I do not fail; I succeed at finding out what does not work.
Well, yeah.
But the fact is, they came pretty damn close. it looks badass.
Non impediti ratione cogitationus.
In manufacturing it's all about volume. If you make 10 times as many the price per unit drops by half or so. Make it and sell it everywhere. Let first world developers help out the third world ones. I'm willing to pay a little extra for charity, but not twice as much (give one, get one). And don't bump up the specs for windows. History is filled with cheap computers that changed the world.
In the real world, a product isn't a product until it has a part number and a price. The part number is tied to a specific configuration with a committed level of performance. The price signifies that the vendor is putting his money where his mouth is.

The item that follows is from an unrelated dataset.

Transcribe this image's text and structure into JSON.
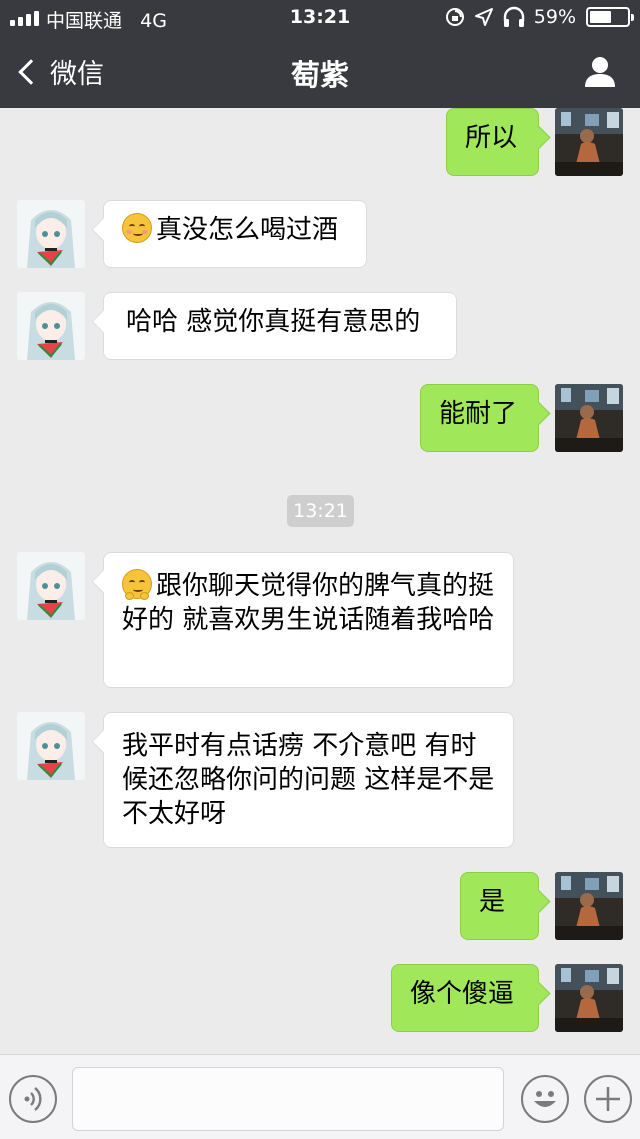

OLPC is so far (once again) all talk.
that would have been more of a concept model than prototype IMO. Prototypes are usually somewhat functional models and not just a fake mock up. They completely missed the thin/thickness aspect of the concept version. The solar panel option seems silly to me considering people would want to use the device during the daylight hours and having it attached to a cable and that solar panel covered lid doesn't seem to fit the use case for a tablet device. Maybe if there was a 2nd battery or something it could charge while detached from the tablet then it might work.

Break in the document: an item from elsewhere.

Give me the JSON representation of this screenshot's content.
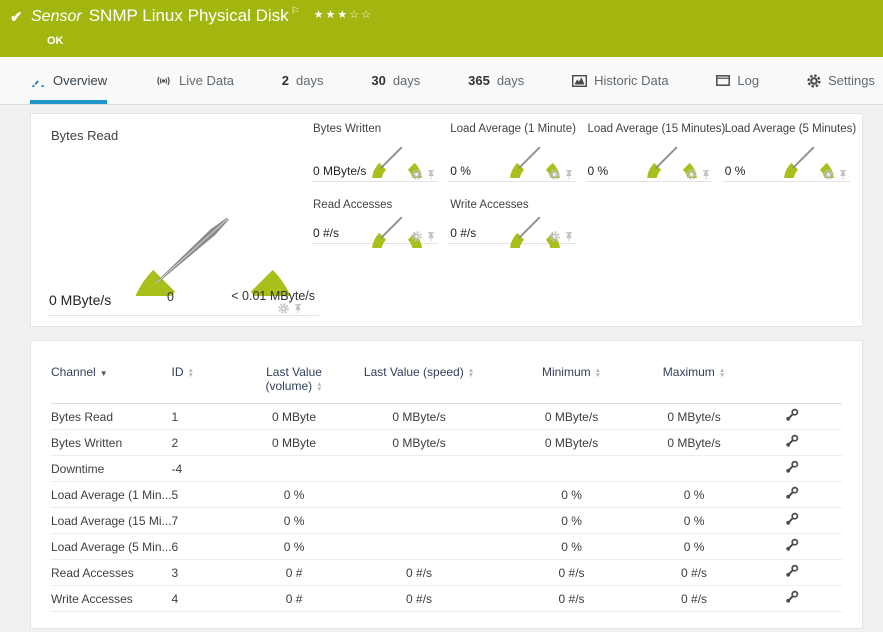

And too bad they couldn't get the $100 price with the PixelQ display. The outdoor readable display would be a must IMO. I hope they do the buy2get1 deal on this.
LoB
"Anyone who stands out in the middle of a road looks like roadkill to me." --Linus
The OLPC projects strikes me as fundamentally useless. On the list of things keeping children in poor countries from getting an education, lack of laptops is way towards the bottom. Now assuming there is a benefits for kids already in school to get access to a computer, a laptop strilkes me as a terribly inefficient way to go. You'd get far more bang for your buck with desktops. And most of all, every time I read about OLPC, it's always about the tech and the specs, not how it actually helps kids. That strikes me as techno navel-gazing at its worst. Until I actually read or see a story that details the benefits to real children (and please, feel free to send those links), I'll keep assuming that this is first and foremost about people finding ways to make themselves feel good about what they do.
Another story: from pcworld
And for an extra $10, you get a much better cpu, a better touch screen, more battery life, etc.

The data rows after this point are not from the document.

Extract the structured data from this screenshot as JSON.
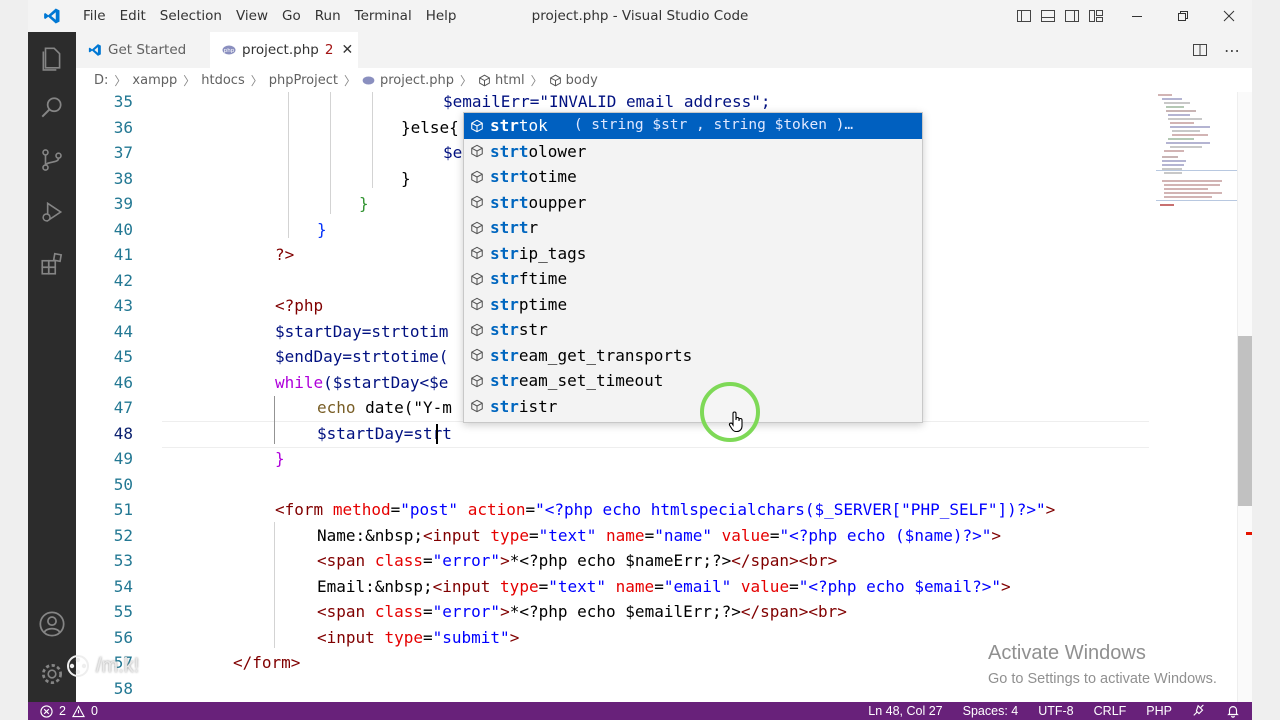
{
  "window": {
    "title": "project.php - Visual Studio Code"
  },
  "menu": [
    "File",
    "Edit",
    "Selection",
    "View",
    "Go",
    "Run",
    "Terminal",
    "Help"
  ],
  "tabs": [
    {
      "label": "Get Started",
      "active": false
    },
    {
      "label": "project.php",
      "badge": "2",
      "active": true
    }
  ],
  "breadcrumb": [
    "D:",
    "xampp",
    "htdocs",
    "phpProject",
    "project.php",
    "html",
    "body"
  ],
  "editor": {
    "line_numbers": [
      "35",
      "36",
      "37",
      "38",
      "39",
      "40",
      "41",
      "42",
      "43",
      "44",
      "45",
      "46",
      "47",
      "48",
      "49",
      "50",
      "51",
      "52",
      "53",
      "54",
      "55",
      "56",
      "57",
      "58"
    ],
    "current_line": "48",
    "lines": {
      "l35": "$emailErr=\"INVALID email address\";",
      "l36": "}else{",
      "l37": "$e",
      "l38": "}",
      "l39": "}",
      "l40": "}",
      "l41": "?>",
      "l43": "<?php",
      "l44": "$startDay=strtotim",
      "l45": "$endDay=strtotime(",
      "l46_kw": "while",
      "l46_rest": "($startDay<$e",
      "l47_kw": "echo",
      "l47_rest": " date(\"Y-m",
      "l48": "$startDay=strt",
      "l49": "}",
      "l51": [
        "<",
        "form",
        " ",
        "method",
        "=",
        "\"post\"",
        " ",
        "action",
        "=",
        "\"<?php echo htmlspecialchars($_SERVER[\"PHP_SELF\"])?>\"",
        ">"
      ],
      "l52": [
        "Name:&nbsp;",
        "<",
        "input",
        " ",
        "type",
        "=",
        "\"text\"",
        " ",
        "name",
        "=",
        "\"name\"",
        " ",
        "value",
        "=",
        "\"<?php echo ($name)?>\"",
        ">"
      ],
      "l53": [
        "<",
        "span",
        " ",
        "class",
        "=",
        "\"error\"",
        ">",
        "*<?php echo $nameErr;?>",
        "</",
        "span",
        "><",
        "br",
        ">"
      ],
      "l54": [
        "Email:&nbsp;",
        "<",
        "input",
        " ",
        "type",
        "=",
        "\"text\"",
        " ",
        "name",
        "=",
        "\"email\"",
        " ",
        "value",
        "=",
        "\"<?php echo $email?>\"",
        ">"
      ],
      "l55": [
        "<",
        "span",
        " ",
        "class",
        "=",
        "\"error\"",
        ">",
        "*<?php echo $emailErr;?>",
        "</",
        "span",
        "><",
        "br",
        ">"
      ],
      "l56": [
        "<",
        "input",
        " ",
        "type",
        "=",
        "\"submit\"",
        ">"
      ],
      "l57": [
        "</",
        "form",
        ">"
      ]
    }
  },
  "suggest": {
    "items": [
      {
        "match": "str",
        "rest": "tok",
        "detail": "( string $str , string $token )…",
        "selected": true
      },
      {
        "match": "strt",
        "rest": "olower"
      },
      {
        "match": "strt",
        "rest": "otime"
      },
      {
        "match": "strt",
        "rest": "oupper"
      },
      {
        "match": "strt",
        "rest": "r"
      },
      {
        "match": "str",
        "rest": "ip_tags"
      },
      {
        "match": "str",
        "rest": "ftime"
      },
      {
        "match": "str",
        "rest": "ptime"
      },
      {
        "match": "str",
        "rest": "str"
      },
      {
        "match": "str",
        "rest": "eam_get_transports"
      },
      {
        "match": "str",
        "rest": "eam_set_timeout"
      },
      {
        "match": "str",
        "rest": "istr"
      }
    ]
  },
  "status": {
    "errors": "2",
    "warnings": "0",
    "position": "Ln 48, Col 27",
    "spaces": "Spaces: 4",
    "encoding": "UTF-8",
    "eol": "CRLF",
    "language": "PHP"
  },
  "overlay": {
    "activate_title": "Activate Windows",
    "activate_sub": "Go to Settings to activate Windows.",
    "watermark": "/m.k!"
  },
  "colors": {
    "status_bar": "#68217a",
    "suggest_selected": "#0060c0",
    "activity_bar": "#2c2c2c"
  }
}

So, forget Canonicals' secret plans to unveil a cheap tablet running linux next week - these run both linux and android, and they're already being sold.
I was one of the original G1G1 participants, and I'm sorry to say that the gap between what was promised and what was delivered would never have been forgiven in any commercial enterprise. The "20 hour" battery life turned out to be 3-4 hours, and despite much talk about improvements to the power management software, nothing ever came of it.
The biggest disappointment for me was that the much-heralded "show source" button, didn't. I never quite worked out the tortuous explanations/excuses, but one of the original premises was that all of the machine's source would be available for inspection and modification--to kids, if sufficiently bright. In reality, all the enthusiastic video demonstrations of the "show source" feature were just showing ordinary browser HTML source, and as nearly as I could tell, the "show source" button never did anything more than that.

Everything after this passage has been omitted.